Für den souveränen Umgang mit Pluralität als Folge von Freiheit ist etwas nötig, das man auch Demut und Selbstrelativierung nennen könnte: sich selbst vom Hochsitz des Besserwissers nehmen; unterstellen, dass der andere nicht rundheraus böswillig und destruktiv ist, sondern auch einen Punkt hat, der Beachtung verdient. Üben Sie das, was man in den Geisteswissenschaften das „hermeneutische Wohlwollen“ genannt hat, die Maxime: Lese und höre den anderen stets so, dass du das bestmögliche Gemeinte herausholst!

Wer könnte solche Offenheit und Liberalität, für die ich hier plädiere, eher und besser in sich und miteinander ausbilden als Sie, als privilegierte Studentinnen und Studenten der Rechte an dieser außergewöhnlichen Hochschule!

Das ist etwas, das Sie der Gesellschaft zurückgeben können: Dass Sie in Ihrem Tun und in Ihrem Reden mit dazu beitragen, dass wir bei aller Diversität, bei aller Verschiedenheit als Gesellschaft nicht auseinanderfallen.

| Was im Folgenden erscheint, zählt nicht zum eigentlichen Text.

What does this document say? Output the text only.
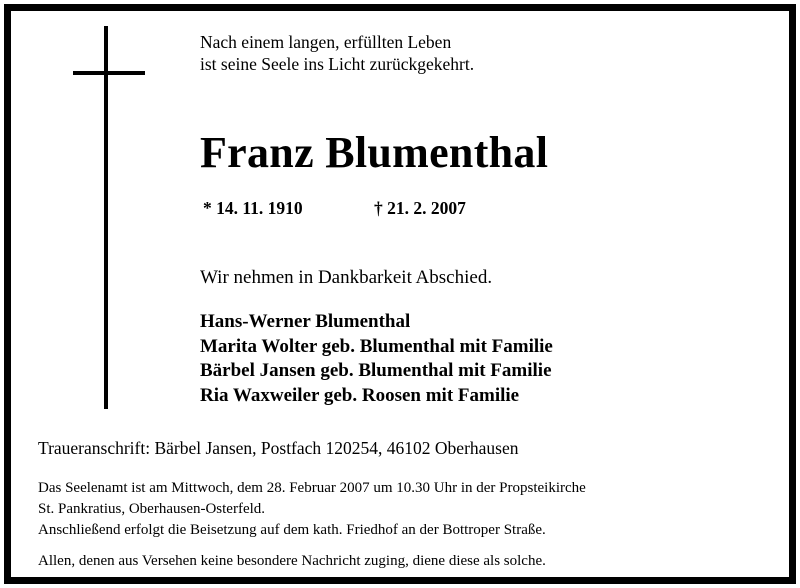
Nach einem langen, erfüllten Leben
ist seine Seele ins Licht zurückgekehrt.
Franz Blumenthal
* 14. 11. 1910	† 21. 2. 2007
Wir nehmen in Dankbarkeit Abschied.
Hans-Werner Blumenthal
Marita Wolter geb. Blumenthal mit Familie
Bärbel Jansen geb. Blumenthal mit Familie
Ria Waxweiler geb. Roosen mit Familie
Traueranschrift: Bärbel Jansen, Postfach 120254, 46102 Oberhausen
Das Seelenamt ist am Mittwoch, dem 28. Februar 2007 um 10.30 Uhr in der Propsteikirche
St. Pankratius, Oberhausen-Osterfeld.
Anschließend erfolgt die Beisetzung auf dem kath. Friedhof an der Bottroper Straße.
Allen, denen aus Versehen keine besondere Nachricht zuging, diene diese als solche.
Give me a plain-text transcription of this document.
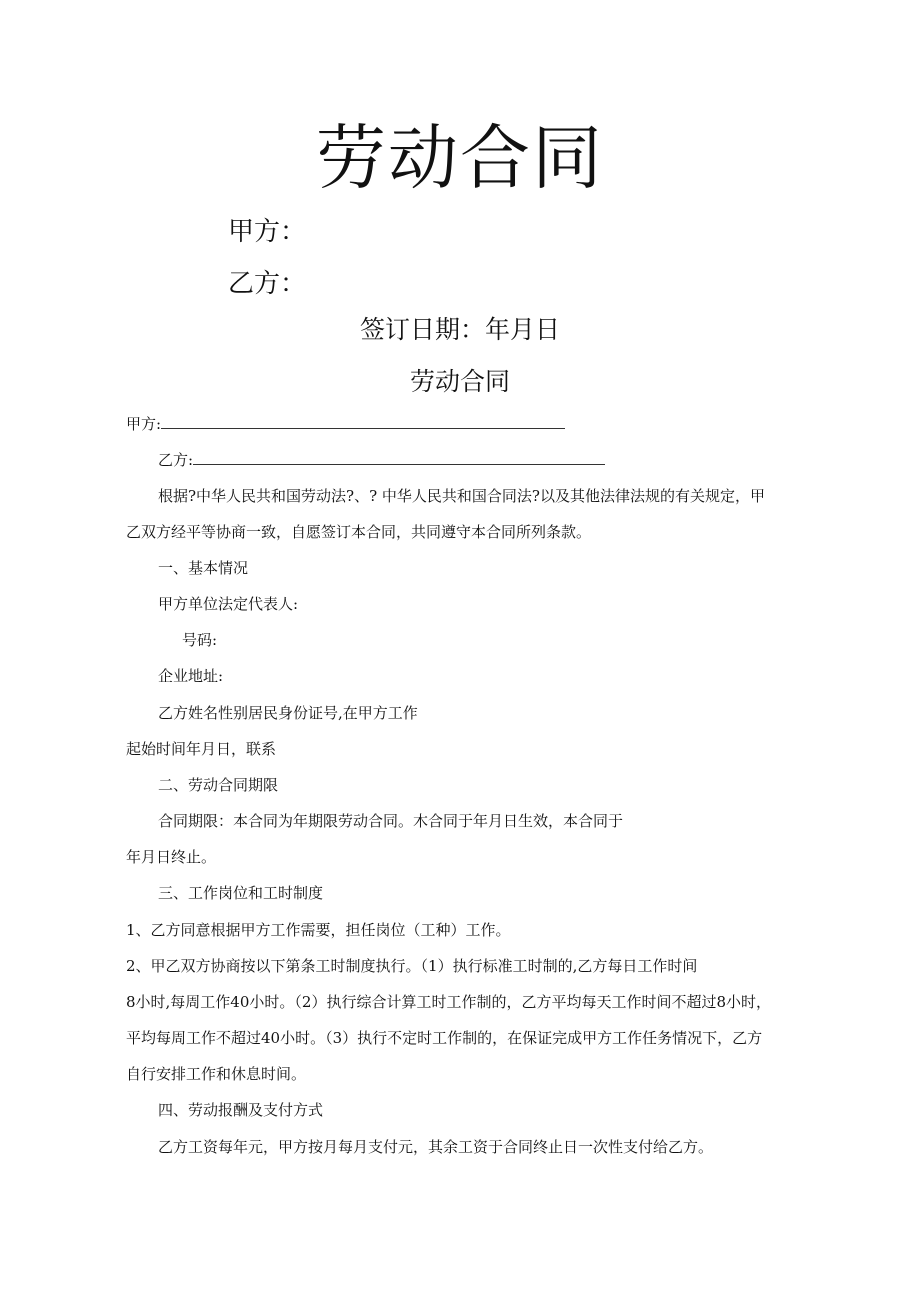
劳动合同
甲方：
乙方：
签订日期：年月日
劳动合同
甲方:
乙方:
根据?中华人民共和国劳动法?、? 中华人民共和国合同法?以及其他法律法规的有关规定，甲
乙双方经平等协商一致，自愿签订本合同，共同遵守本合同所列条款。
一、基本情况
甲方单位法定代表人:
号码:
企业地址:
乙方姓名性别居民身份证号,在甲方工作
起始时间年月日，联系
二、劳动合同期限
合同期限：本合同为年期限劳动合同。木合同于年月日生效，本合同于
年月日终止。
三、工作岗位和工时制度
1、乙方同意根据甲方工作需要，担任岗位（工种）工作。
2、甲乙双方协商按以下第条工时制度执行。（1）执行标准工时制的,乙方每日工作时间
8小时,每周工作40小时。（2）执行综合计算工时工作制的，乙方平均每天工作时间不超过8小时，
平均每周工作不超过40小时。（3）执行不定时工作制的，在保证完成甲方工作任务情况下，乙方
自行安排工作和休息时间。
四、劳动报酬及支付方式
乙方工资每年元，甲方按月每月支付元，其余工资于合同终止日一次性支付给乙方。
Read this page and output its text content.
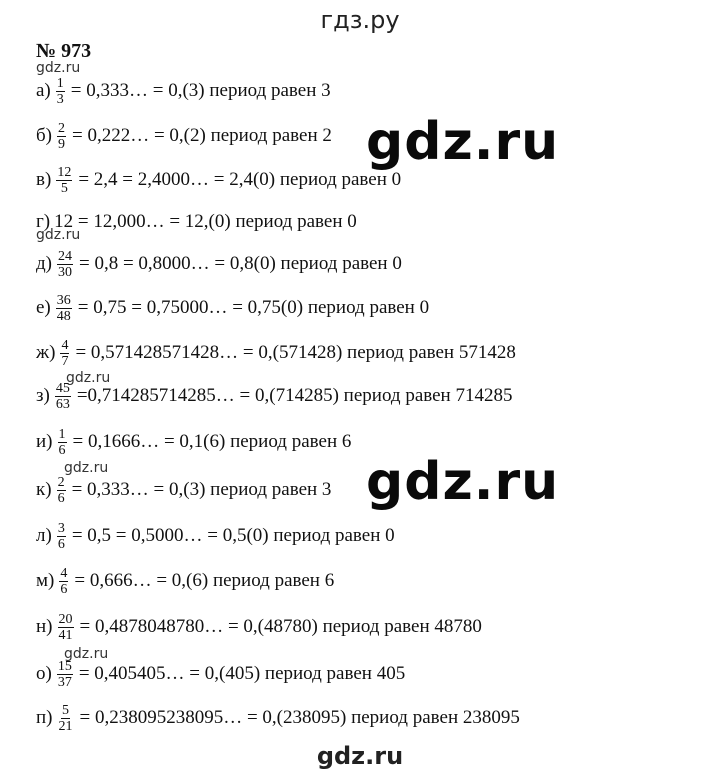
гдз.ру
№ 973
gdz.ru
gdz.ru
gdz.ru
gdz.ru
gdz.ru
$а) \frac{1}{3}$ = 0,333… = 0,(3) период равен 3
$б) \frac{2}{9}$ = 0,222… = 0,(2) период равен 2
$в) \frac{12}{5} = 2,4$ = 2,4000… = 2,4(0) период равен 0
г) 12 = 12,000… = 12,(0) период равен 0
$д) \frac{24}{30} = 0,8$ = 0,8000… = 0,8(0) период равен 0
$е) \frac{36}{48} = 0,75$ = 0,75000… = 0,75(0) период равен 0
$ж) \frac{4}{7}$ = 0,571428571428… = 0,(571428) период равен 571428
$з) \frac{45}{63}$ =0,714285714285… = 0,(714285) период равен 714285
$и) \frac{1}{6}$ = 0,1666… = 0,1(6) период равен 6
$к) \frac{2}{6}$ = 0,333… = 0,(3) период равен 3
$л) \frac{3}{6} = 0,5$ = 0,5000… = 0,5(0) период равен 0
$м) \frac{4}{6}$ = 0,666… = 0,(6) период равен 6
$н) \frac{20}{41}$ = 0,4878048780… = 0,(48780) период равен 48780
$о) \frac{15}{37}$ = 0,405405… = 0,(405) период равен 405
$п) \frac{5}{21}$ = 0,238095238095… = 0,(238095) период равен 238095
gdz.ru
gdz.ru
gdz.ru
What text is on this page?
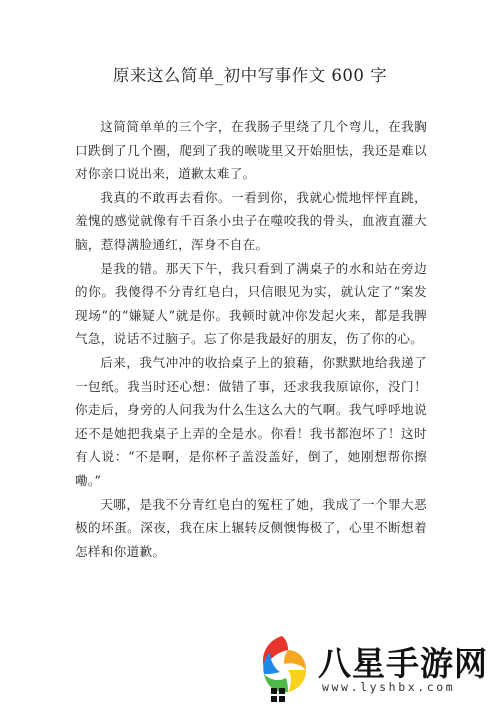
原来这么简单_初中写事作文 600 字

这简简单单的三个字，在我肠子里绕了几个弯儿，在我胸口跌倒了几个圈，爬到了我的喉咙里又开始胆怯，我还是难以对你亲口说出来，道歉太难了。

我真的不敢再去看你。一看到你，我就心慌地怦怦直跳，羞愧的感觉就像有千百条小虫子在噬咬我的骨头，血液直灌大脑，惹得满脸通红，浑身不自在。

是我的错。那天下午，我只看到了满桌子的水和站在旁边的你。我傻得不分青红皂白，只信眼见为实，就认定了“案发现场”的“嫌疑人”就是你。我顿时就冲你发起火来，都是我脾气急，说话不过脑子。忘了你是我最好的朋友，伤了你的心。

后来，我气冲冲的收拾桌子上的狼藉，你默默地给我递了一包纸。我当时还心想：做错了事，还求我我原谅你，没门！你走后，身旁的人问我为什么生这么大的气啊。我气呼呼地说还不是她把我桌子上弄的全是水。你看！我书都泡坏了！这时有人说：“不是啊，是你杯子盖没盖好，倒了，她刚想帮你擦嘞。”

天哪，是我不分青红皂白的冤枉了她，我成了一个罪大恶极的坏蛋。深夜，我在床上辗转反侧懊悔极了，心里不断想着怎样和你道歉。

八星手游网
www.lyshbx.com
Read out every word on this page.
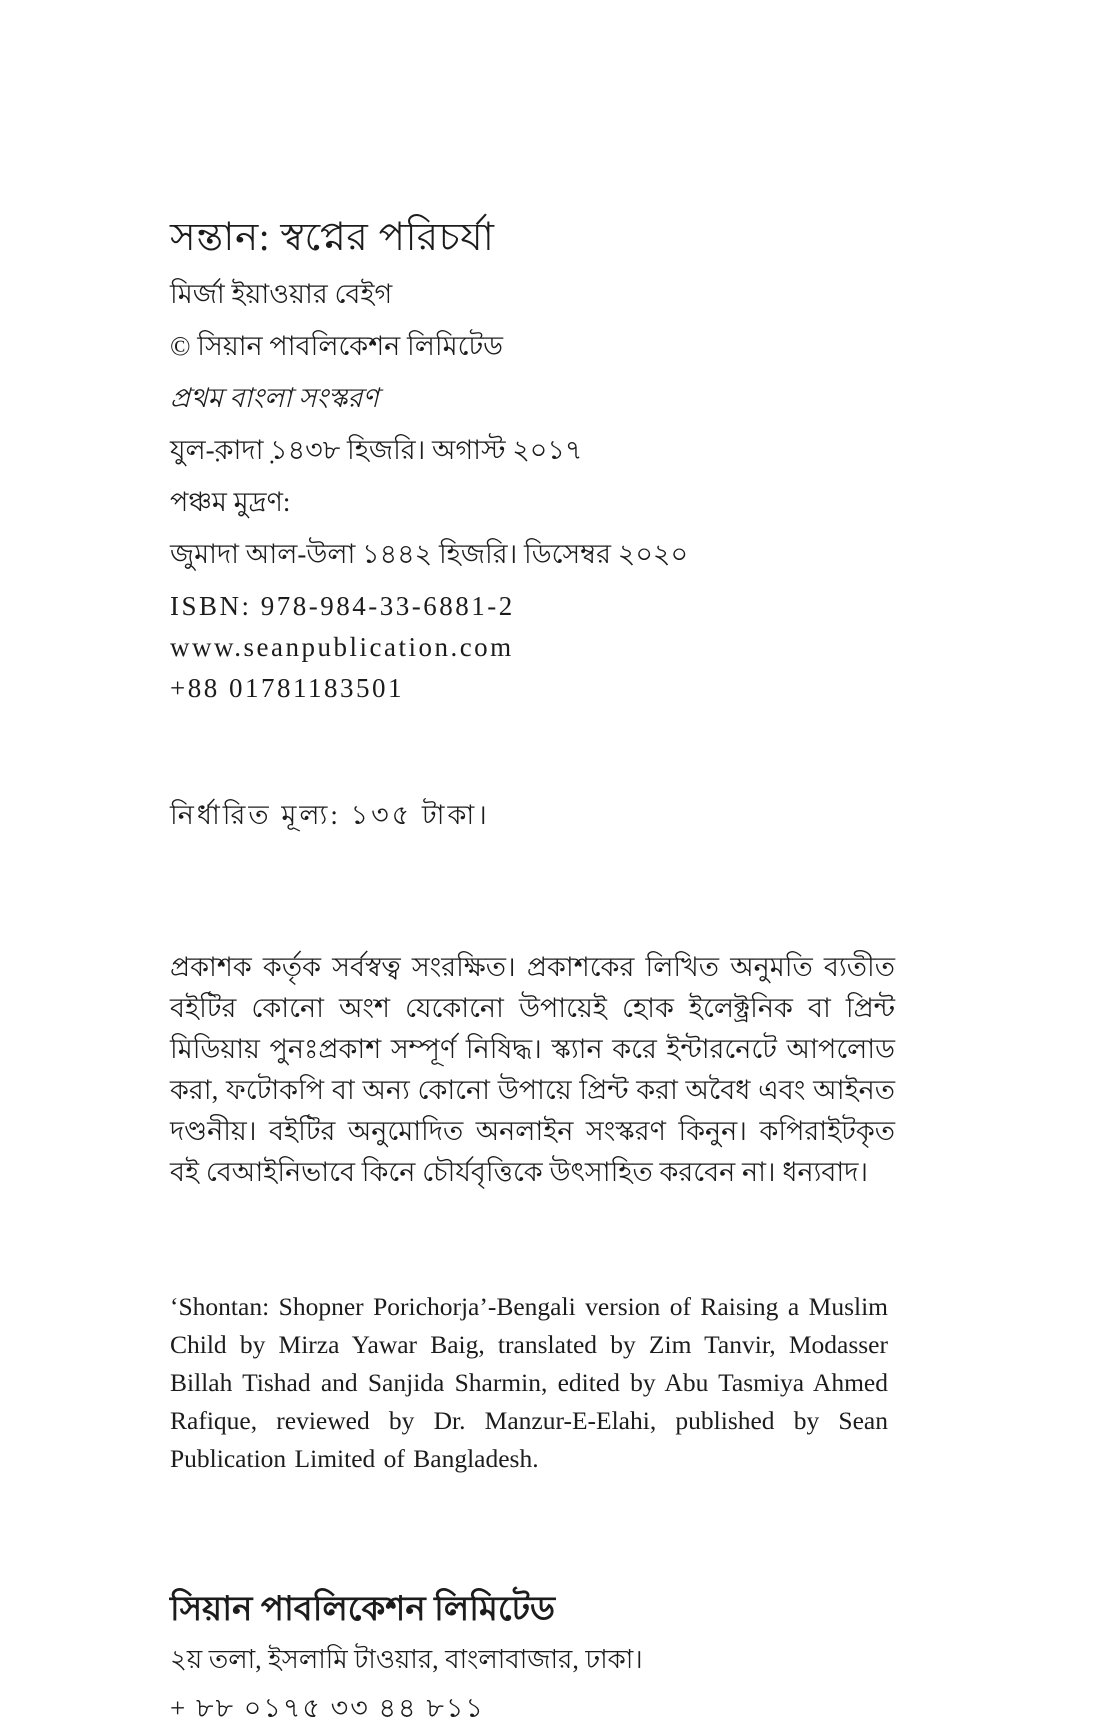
সন্তান: স্বপ্নের পরিচর্যা
মির্জা ইয়াওয়ার বেইগ
© সিয়ান পাবলিকেশন লিমিটেড
প্রথম বাংলা সংস্করণ
যুল-ক়াদা় ১৪৩৮ হিজরি। অগাস্ট ২০১৭
পঞ্চম মুদ্রণ:
জুমাদা আল-উলা ১৪৪২ হিজরি। ডিসেম্বর ২০২০
ISBN: 978-984-33-6881-2
www.seanpublication.com
+88 01781183501
নির্ধারিত মূল্য: ১৩৫ টাকা।
প্রকাশক কর্তৃক সর্বস্বত্ব সংরক্ষিত। প্রকাশকের লিখিত অনুমতি ব্যতীত বইটির কোনো অংশ যেকোনো উপায়েই হোক ইলেক্ট্রনিক বা প্রিন্ট মিডিয়ায় পুনঃপ্রকাশ সম্পূর্ণ নিষিদ্ধ। স্ক্যান করে ইন্টারনেটে আপলোড করা, ফটোকপি বা অন্য কোনো উপায়ে প্রিন্ট করা অবৈধ এবং আইনত দণ্ডনীয়। বইটির অনুমোদিত অনলাইন সংস্করণ কিনুন। কপিরাইটকৃত বই বেআইনিভাবে কিনে চৌর্যবৃত্তিকে উৎসাহিত করবেন না। ধন্যবাদ।
‘Shontan: Shopner Porichorja’-Bengali version of Raising a Muslim Child by Mirza Yawar Baig, translated by Zim Tanvir, Modasser Billah Tishad and Sanjida Sharmin, edited by Abu Tasmiya Ahmed Rafique, reviewed by Dr. Manzur-E-Elahi, published by Sean Publication Limited of Bangladesh.
সিয়ান পাবলিকেশন লিমিটেড
২য় তলা, ইসলামি টাওয়ার, বাংলাবাজার, ঢাকা।
+ ৮৮ ০১৭৫ ৩৩ ৪৪ ৮১১
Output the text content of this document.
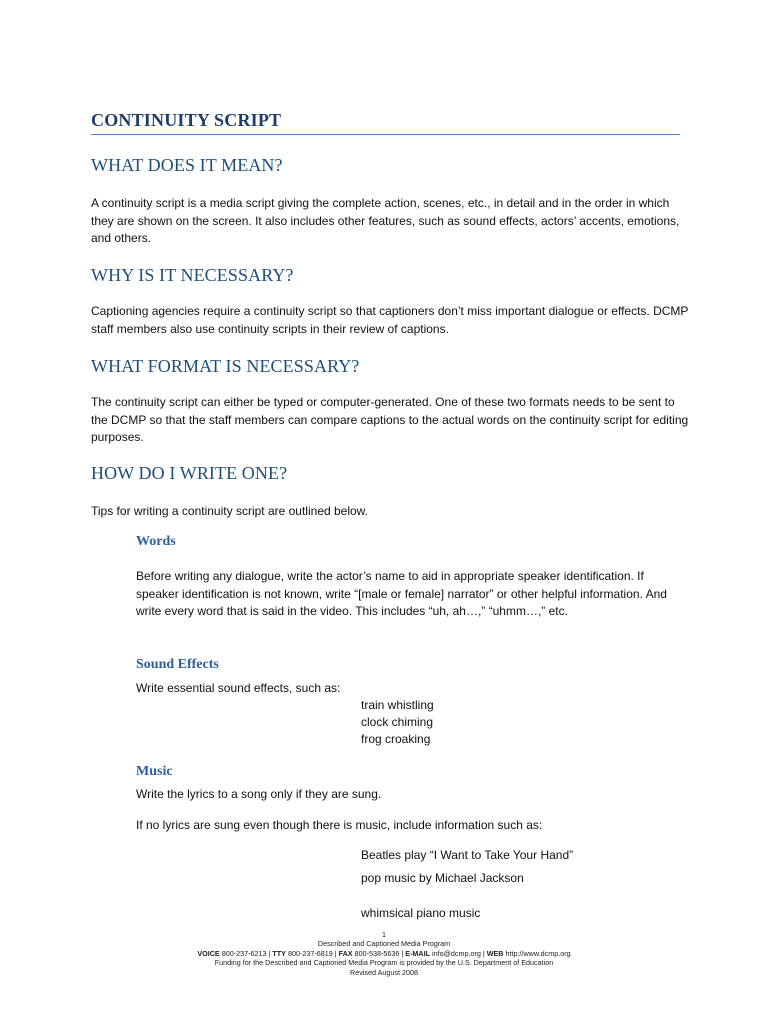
CONTINUITY SCRIPT
WHAT DOES IT MEAN?

A continuity script is a media script giving the complete action, scenes, etc., in detail and in the order in which they are shown on the screen. It also includes other features, such as sound effects, actors’ accents, emotions, and others.

WHY IS IT NECESSARY?

Captioning agencies require a continuity script so that captioners don’t miss important dialogue or effects. DCMP staff members also use continuity scripts in their review of captions.

WHAT FORMAT IS NECESSARY?

The continuity script can either be typed or computer-generated. One of these two formats needs to be sent to the DCMP so that the staff members can compare captions to the actual words on the continuity script for editing purposes.

HOW DO I WRITE ONE?

Tips for writing a continuity script are outlined below.

Words

Before writing any dialogue, write the actor’s name to aid in appropriate speaker identification. If speaker identification is not known, write “[male or female] narrator” or other helpful information. And write every word that is said in the video. This includes “uh, ah…,” “uhmm…,” etc.

Sound Effects

Write essential sound effects, such as:

train whistling

clock chiming

frog croaking

Music

Write the lyrics to a song only if they are sung.

If no lyrics are sung even though there is music, include information such as:

Beatles play “I Want to Take Your Hand”

pop music by Michael Jackson

whimsical piano music

1
Described and Captioned Media Program
VOICE 800-237-6213 | TTY 800-237-6819 | FAX 800-538-5636 | E-MAIL info@dcmp.org | WEB http://www.dcmp.org
Funding for the Described and Captioned Media Program is provided by the U.S. Department of Education
Revised August 2008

Dass wir nicht den gemeinsamen Boden verlieren, auf dem wir politisch zusammenleben. Dass wir nicht in voneinander sich abschottende Gruppen zerfallen; sondern einander zugewandt bleiben im streitenden Gespräch.

Hören Sie anderen Positionen zu! Haben Sie keine Angst, von Meinungen, die Sie nicht teilen, sozusagen kontaminiert zu werden. Machen Sie die Mode nicht mit, alles Mögliche „toxisch“ zu finden und zu nennen!

Natürlich: Bleiben Sie sensibel für die tatsächliche Gleichheit der Rechte und der Freiheit, die unser Grundgesetz allen verspricht; aber seien Sie auch sensibel für die Gefährdungen unseres kommunikativen Miteinanders in der liberalen Demokratie, die ich versucht habe zu schildern.

Werfen Sie sich in die Vielfalt der Wirklichkeit, in die Gemengelagen des Menschlichen! Sie haben die Chance, hier im Getümmel der Meinungen und Haltungen den respektvollen Kampf um die Sache zu lernen, den begrenzten Streit auf gemeinsamem Boden. Nur der bringt uns weiter.

Herzlichen Dank und ein wunderbares Studium Ihnen hier an der Bucerius Law School in Hamburg!